Одинцов: Думаю, определенное развитие отношений главы государства с предстоятелем Русской церкви подразумевалось. Правда, с патриархом Сергием этого не произошло — он скончался спустя восемь месяцев после встречи. С его преемником патриархом Алексием была встреча в апреле 1945?го, однако в дальнейшем общение было дистанционным. Все-таки нельзя сказать, что Сталину были очень интересны церковные вопросы. Он относился к ним сугубо прагматично, хотя воинствующим атеистом тоже не был. Но, конечно, все, что делалось по отношению к Церкви со стороны государства, проходило через руки Сталина, он контролировал общую линию, а ее практическим осуществлением занимались те же Молотов, Берия и руководители иных госструктур. При этом все записки Карпова, направленные Сталину о состоянии дел в Русской православной церкви, он внимательно изучал и делал на них пометки своими любимыми разноцветными карандашами.
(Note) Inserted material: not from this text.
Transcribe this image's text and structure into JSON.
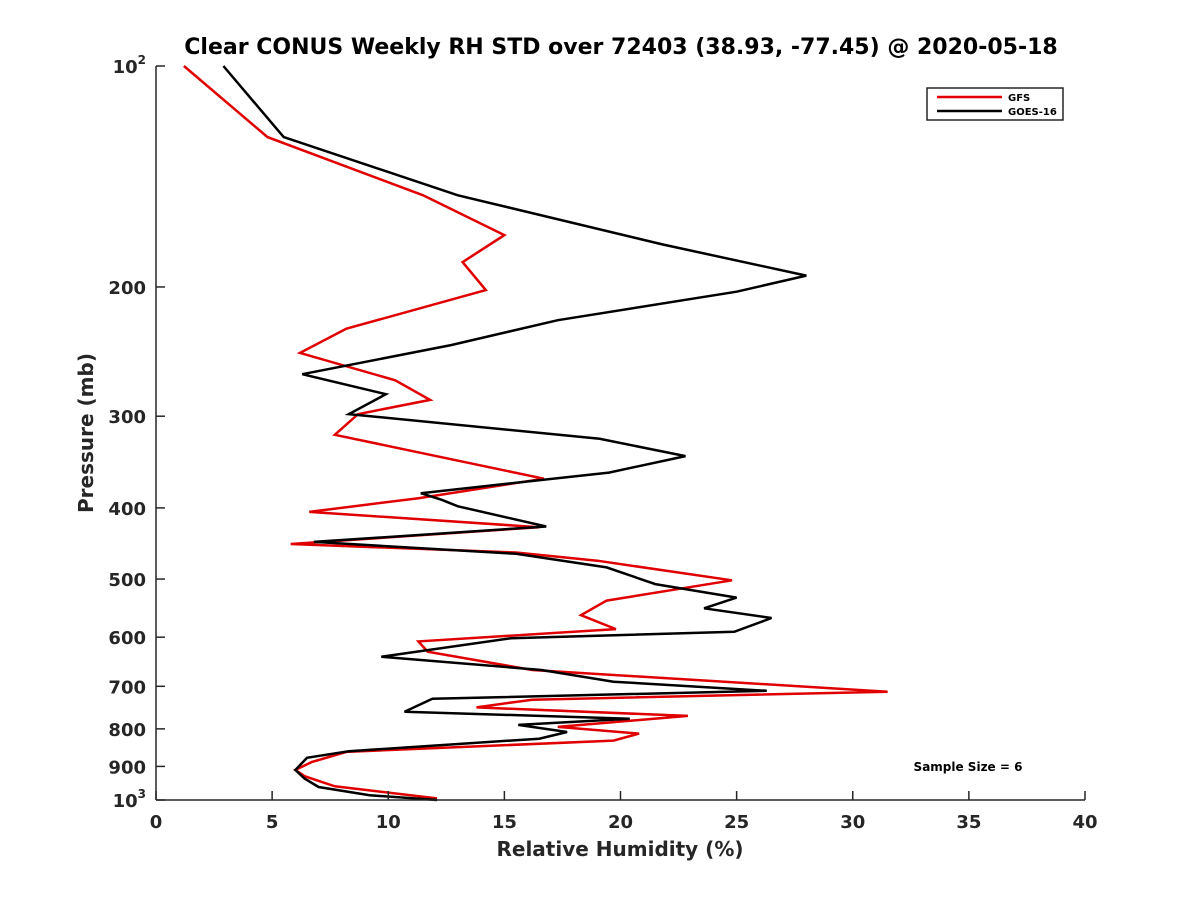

культура: В некоторой части церковных и околоцерковных кругов принято критиковать патриарха Сергия за «соглашательство» с советской властью. Существует даже термин «сергианство». Как Вы к нему относитесь?
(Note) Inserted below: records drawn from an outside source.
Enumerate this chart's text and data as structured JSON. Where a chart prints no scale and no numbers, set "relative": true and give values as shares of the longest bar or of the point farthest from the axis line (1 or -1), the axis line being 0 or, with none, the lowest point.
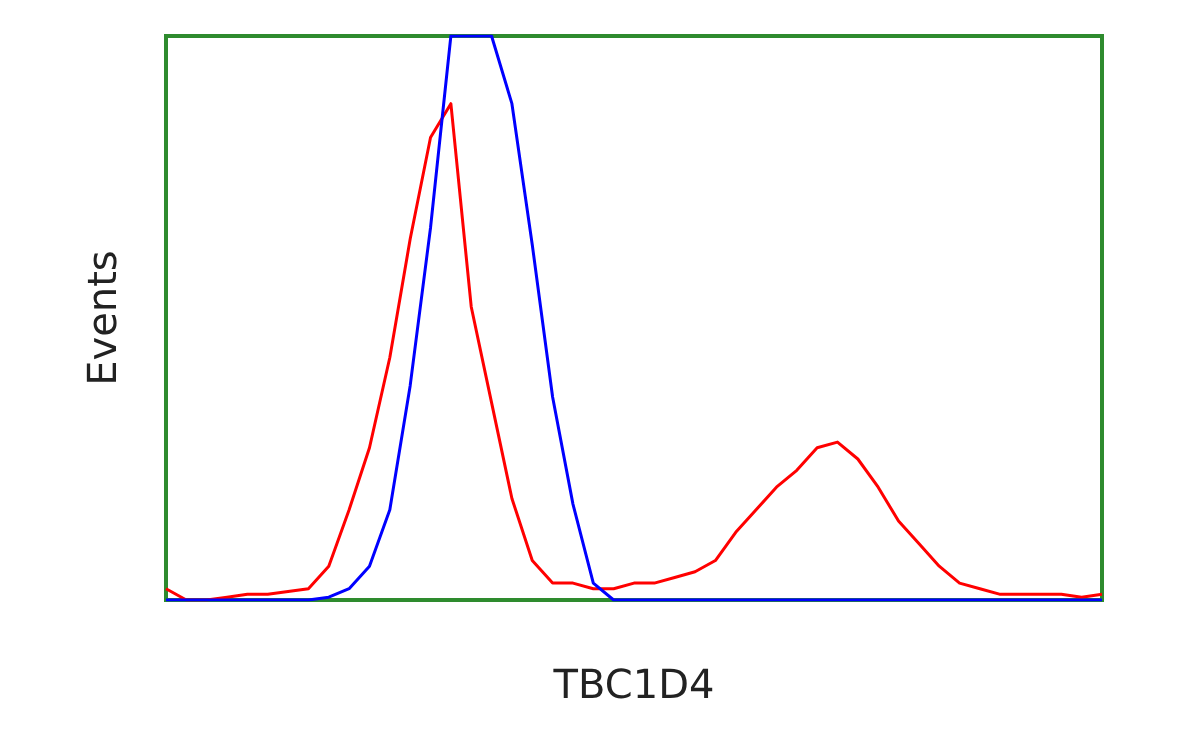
{
  "chart_data": {
    "type": "line",
    "relative": true,
    "xlabel": "TBC1D4",
    "ylabel": "Events",
    "grid": false,
    "marker": "none",
    "line_style": "solid",
    "categories": [
      null,
      null,
      null,
      null,
      null,
      null,
      null,
      null,
      null,
      null,
      null,
      null,
      null,
      null,
      null,
      null,
      null,
      null,
      null,
      null,
      null,
      null,
      null,
      null,
      null,
      null,
      null,
      null,
      null,
      null,
      null,
      null,
      null,
      null,
      null,
      null,
      null,
      null,
      null,
      null,
      null,
      null,
      null,
      null,
      null,
      null,
      null
    ],
    "series": [
      {
        "color": "#ff0000",
        "values": [
          0.02,
          0,
          0,
          0.005,
          0.01,
          0.01,
          0.015,
          0.02,
          0.06,
          0.16,
          0.27,
          0.43,
          0.64,
          0.82,
          0.88,
          0.52,
          0.35,
          0.18,
          0.07,
          0.03,
          0.03,
          0.02,
          0.02,
          0.03,
          0.03,
          0.04,
          0.05,
          0.07,
          0.12,
          0.16,
          0.2,
          0.23,
          0.27,
          0.28,
          0.25,
          0.2,
          0.14,
          0.1,
          0.06,
          0.03,
          0.02,
          0.01,
          0.01,
          0.01,
          0.01,
          0.005,
          0.01
        ]
      },
      {
        "color": "#0000ff",
        "values": [
          0,
          0,
          0,
          0,
          0,
          0,
          0,
          0,
          0.005,
          0.02,
          0.06,
          0.16,
          0.38,
          0.66,
          1,
          1,
          1,
          0.88,
          0.63,
          0.36,
          0.17,
          0.03,
          0,
          0,
          0,
          0,
          0,
          0,
          0,
          0,
          0,
          0,
          0,
          0,
          0,
          0,
          0,
          0,
          0,
          0,
          0,
          0,
          0,
          0,
          0,
          0,
          0
        ]
      }
    ]
  }
}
Одинцов: В своих трудах я его никогда не использую и вообще считаю не имеющим никакого отношения к реальной истории. Это из сферы идеологии, пропагандистской игры, связанной с попыткой перенести религиозные вопросы в сферу политической борьбы. Если понимать под «сергианством» взаимоотношения Церкви с государством, то о них Христианская церковь рассуждает с момента своего признания государством. Конечно, и в 20–40?е годы в лице митрополита Сергия (Страгородского) Церковь искала возможную форму взаимопонимания и взаимодействия со светским и порой антицерковно настроенным государством. В том, что этот процесс был длительным и трудным, вины Церкви нет. Вина же государства — налицо.
культура: Как по-Вашему, может ли православный человек быть советским патриотом?
Одинцов: Не «может», а таковыми и были православные люди, жившие в СССР.?Хотя, конечно, мы помним и тех, кто, заявляя о своем православии, оказался на стороне захватчиков и призывал паству «делом и словом» служить «новому порядку» нацистских захватчиков. И не важно, какими антикоммунистическими целями, взглядами и лозунгами они это оправдывали, для абсолютного большинства советских людей, в том числе и верующих, главным было — спасение Отечества.
культура: Можете ли Вы некоей емкой фразой определить историческую роль патриарха Сергия?
Одинцов: Это человек, спасший Русскую православную церковь в самый тяжелый период ее истории. Человек, не давший прерваться исторической нити русского православия на территории России.